Une annonce qui inquiète et agite le milieu de l’art français. Alors que le secteur de l’enseignement supérieur en art plastique est en crise, la ministre de la Culture, Rachida Dati, envisage une solution radicale, à savoir “fermer certaines écoles d’art”, a-t-elle déclaré, mardi 19 mars, à l’Assemblée nationale.
“Certaines de ces écoles d’art, en particulier les écoles territoriales, sont en situation de crise, malgré l’engagement confirmé de l’État”, a fait valoir la ministre devant les députés. “Il y a une jungle des écoles et certaines sont très déconnectées de la réalité, y compris des débouchés”, a poursuivi Rachida Dati. “Je souhaiterais des écoles performantes, avec les mêmes chances de réussite et la même ouverture à tous”, a-t-elle conclu.
Madame Dati nous dit que sa priorité au ministère de la Culture sera l'accès de tous à la culture et sur tout le territoire.
Nous l'alertons sur les écoles d’art territoriales à bout de souffle.
Que nous répond Madame Dati ? Elle annonce des fermetures !
Hors de question ! pic.twitter.com/sNarg8NRoz
— Sarah Legrain 🌿 (@S_Legrain) March 21, 2024
Rachida Dati planche sur un “plan global”

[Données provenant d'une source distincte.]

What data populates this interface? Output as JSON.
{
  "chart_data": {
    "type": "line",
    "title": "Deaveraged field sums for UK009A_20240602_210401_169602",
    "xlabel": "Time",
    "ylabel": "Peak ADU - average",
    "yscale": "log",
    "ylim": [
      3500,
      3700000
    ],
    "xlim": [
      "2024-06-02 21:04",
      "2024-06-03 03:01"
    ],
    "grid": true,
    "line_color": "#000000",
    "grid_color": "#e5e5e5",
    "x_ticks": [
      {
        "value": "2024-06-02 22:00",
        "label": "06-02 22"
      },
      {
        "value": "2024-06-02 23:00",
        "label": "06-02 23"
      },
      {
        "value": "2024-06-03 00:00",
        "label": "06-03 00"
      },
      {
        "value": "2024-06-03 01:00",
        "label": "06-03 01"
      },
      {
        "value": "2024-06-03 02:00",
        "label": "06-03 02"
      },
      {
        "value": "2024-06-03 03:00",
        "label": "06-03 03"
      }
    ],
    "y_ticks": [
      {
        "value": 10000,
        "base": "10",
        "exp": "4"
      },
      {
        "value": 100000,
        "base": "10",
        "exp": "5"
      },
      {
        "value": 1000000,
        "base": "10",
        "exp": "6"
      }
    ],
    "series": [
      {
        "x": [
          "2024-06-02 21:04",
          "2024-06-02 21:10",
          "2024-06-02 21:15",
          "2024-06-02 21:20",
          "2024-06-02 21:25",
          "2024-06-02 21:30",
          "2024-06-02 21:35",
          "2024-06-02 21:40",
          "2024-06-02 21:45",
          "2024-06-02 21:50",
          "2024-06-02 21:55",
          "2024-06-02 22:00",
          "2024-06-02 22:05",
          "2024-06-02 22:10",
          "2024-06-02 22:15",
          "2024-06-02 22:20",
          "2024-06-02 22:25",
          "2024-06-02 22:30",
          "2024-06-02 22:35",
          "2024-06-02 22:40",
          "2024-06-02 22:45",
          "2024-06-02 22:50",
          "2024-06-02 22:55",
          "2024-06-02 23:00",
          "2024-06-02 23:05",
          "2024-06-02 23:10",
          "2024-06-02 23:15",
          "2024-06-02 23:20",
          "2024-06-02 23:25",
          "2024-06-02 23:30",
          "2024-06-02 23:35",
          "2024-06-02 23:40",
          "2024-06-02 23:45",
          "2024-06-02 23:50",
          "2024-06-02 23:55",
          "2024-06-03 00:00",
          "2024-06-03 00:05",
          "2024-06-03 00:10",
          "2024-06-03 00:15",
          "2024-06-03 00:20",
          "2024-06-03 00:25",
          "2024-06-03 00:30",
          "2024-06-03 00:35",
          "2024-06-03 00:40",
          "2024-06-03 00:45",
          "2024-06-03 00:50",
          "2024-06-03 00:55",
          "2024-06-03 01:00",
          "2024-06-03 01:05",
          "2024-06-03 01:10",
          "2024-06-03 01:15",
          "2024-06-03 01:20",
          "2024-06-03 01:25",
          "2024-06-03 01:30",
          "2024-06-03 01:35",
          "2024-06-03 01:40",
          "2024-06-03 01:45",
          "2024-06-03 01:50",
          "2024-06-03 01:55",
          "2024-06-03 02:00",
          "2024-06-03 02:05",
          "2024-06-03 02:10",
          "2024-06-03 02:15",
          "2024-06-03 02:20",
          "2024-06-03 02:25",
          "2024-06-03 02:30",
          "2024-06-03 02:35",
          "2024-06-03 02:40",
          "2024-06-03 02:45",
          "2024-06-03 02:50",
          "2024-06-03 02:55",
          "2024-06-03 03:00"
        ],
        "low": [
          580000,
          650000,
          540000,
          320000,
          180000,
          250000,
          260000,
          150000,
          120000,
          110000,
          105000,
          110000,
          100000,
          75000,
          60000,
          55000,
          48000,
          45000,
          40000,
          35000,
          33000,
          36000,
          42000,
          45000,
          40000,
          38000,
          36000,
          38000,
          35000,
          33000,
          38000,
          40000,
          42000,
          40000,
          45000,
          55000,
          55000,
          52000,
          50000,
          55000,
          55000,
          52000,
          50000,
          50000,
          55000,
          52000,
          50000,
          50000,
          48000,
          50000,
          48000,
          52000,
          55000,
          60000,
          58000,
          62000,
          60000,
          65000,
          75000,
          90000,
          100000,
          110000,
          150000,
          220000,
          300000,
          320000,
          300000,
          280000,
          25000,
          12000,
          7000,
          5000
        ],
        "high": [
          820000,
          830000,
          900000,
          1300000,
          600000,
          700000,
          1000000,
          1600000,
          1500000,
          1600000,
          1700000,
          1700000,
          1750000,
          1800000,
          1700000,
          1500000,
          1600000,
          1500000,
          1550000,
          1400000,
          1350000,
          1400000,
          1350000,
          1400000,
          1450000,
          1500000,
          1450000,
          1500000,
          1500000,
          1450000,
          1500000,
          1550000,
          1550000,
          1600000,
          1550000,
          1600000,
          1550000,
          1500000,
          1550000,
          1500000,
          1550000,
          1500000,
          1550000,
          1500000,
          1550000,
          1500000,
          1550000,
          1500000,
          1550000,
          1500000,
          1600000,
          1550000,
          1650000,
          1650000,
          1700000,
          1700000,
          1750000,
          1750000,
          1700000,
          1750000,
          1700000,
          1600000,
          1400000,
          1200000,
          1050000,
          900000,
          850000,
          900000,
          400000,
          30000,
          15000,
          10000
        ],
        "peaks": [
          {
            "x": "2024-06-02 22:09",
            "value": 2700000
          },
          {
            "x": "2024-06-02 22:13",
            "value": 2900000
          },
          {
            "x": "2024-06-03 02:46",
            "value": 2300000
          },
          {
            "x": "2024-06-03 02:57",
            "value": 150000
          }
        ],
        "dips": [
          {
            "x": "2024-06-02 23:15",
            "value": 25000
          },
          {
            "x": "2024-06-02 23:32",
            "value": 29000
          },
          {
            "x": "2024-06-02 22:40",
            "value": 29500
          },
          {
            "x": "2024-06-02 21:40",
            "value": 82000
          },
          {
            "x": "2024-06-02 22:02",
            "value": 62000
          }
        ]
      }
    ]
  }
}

Pour en finir avec “la politique des bouts de ficelles”, qui ne “résout aucun problème de fond”, la ministre a annoncé présenter prochainement un “plan global”. Celui-ci n'exclura pas la fermeture des écoles d’art qui “n’ont plus les moyens d’offrir un cadre de qualité” aux étudiants, a souligné Rachida Dati, sans préciser quels établissements pourraient être concernés.
“Il y a des instances d’évaluation pour cela. Ce n’est pas le ministre qui décide. À ce jour, le cabinet a reçu les représentants associatifs, il reçoit les syndicats”, a précisé Rachida Dati. “Nous sommes en train de faire une cartographie précise pour proposer une stratégie de l’enseignement supérieur, qui soit non seulement cohérente, mais aussi ambitieuse”, a-t-elle ajouté. La nouvelle ministre souhaite également développer l’alternance et l’apprentissage dans les écoles d’art, dès septembre 2024.
Un an plus tôt, en mars 2023, l’ex-ministre de la Culture, Rima Abdul Malak, avait débloqué une aide d’urgence de 2 millions d’euros pour l’enseignement supérieur en arts plastiques. Cette aide faisait suite aux grèves répétées de plusieurs écoles au bord de la faillite, dénonçant un manque de moyens financiers. Un rapport ministériel, paru en octobre 2023, proposait également des pistes de solutions sur les “défis structurels de ces écoles” censées redresser le cap.
Vers une nouvelle mobilisation des étudiants et personnels ?
Avec ces annonces, Rachida Dati envoie un “signal extrêmement préoccupant à l’endroit de l’enseignement supérieur Culture, en particulier dans les territoires”, a réagi l’Andéa (Association nationale des écoles supérieures d’art et design publiques) le 20 mars, alors que les écoles de Valenciennes et de Chalon-sur-Saône sont au bord de la faillite depuis l’an dernier.
“Non, madame la ministre, il ne faut pas fermer des écoles”, alerte l’association dans ce communiqué, appelant plutôt à une réforme structurelle des établissements. “L’évaluation et l’accréditation de ces établissements ne peut être uniquement soumise à la question de la soutenabilité budgétaire”, juge l’association, appelant l’État à “prendre ses responsabilités”. “L'enseignement supérieur Culture ne saurait être considéré comme une variable d'ajustement budgétaire des politiques publiques”, insiste-t-elle.
Même son de cloches pour le Snéad (syndicat inter-professionnel des salariés des écoles d’art territorial). Le syndicat dénonce, dans un communiqué, un “désengagement” du ministère de la Culture qui revient à “abandonner” les écoles d’art publiques au profit du privé. “Les déclarations de madame Dati appellent des clarifications”, ajoute le syndicat, avertissant la ministre d’une “nouvelle mobilisation des étudiants et personnels” si ceux-ci ne sont pas entendus.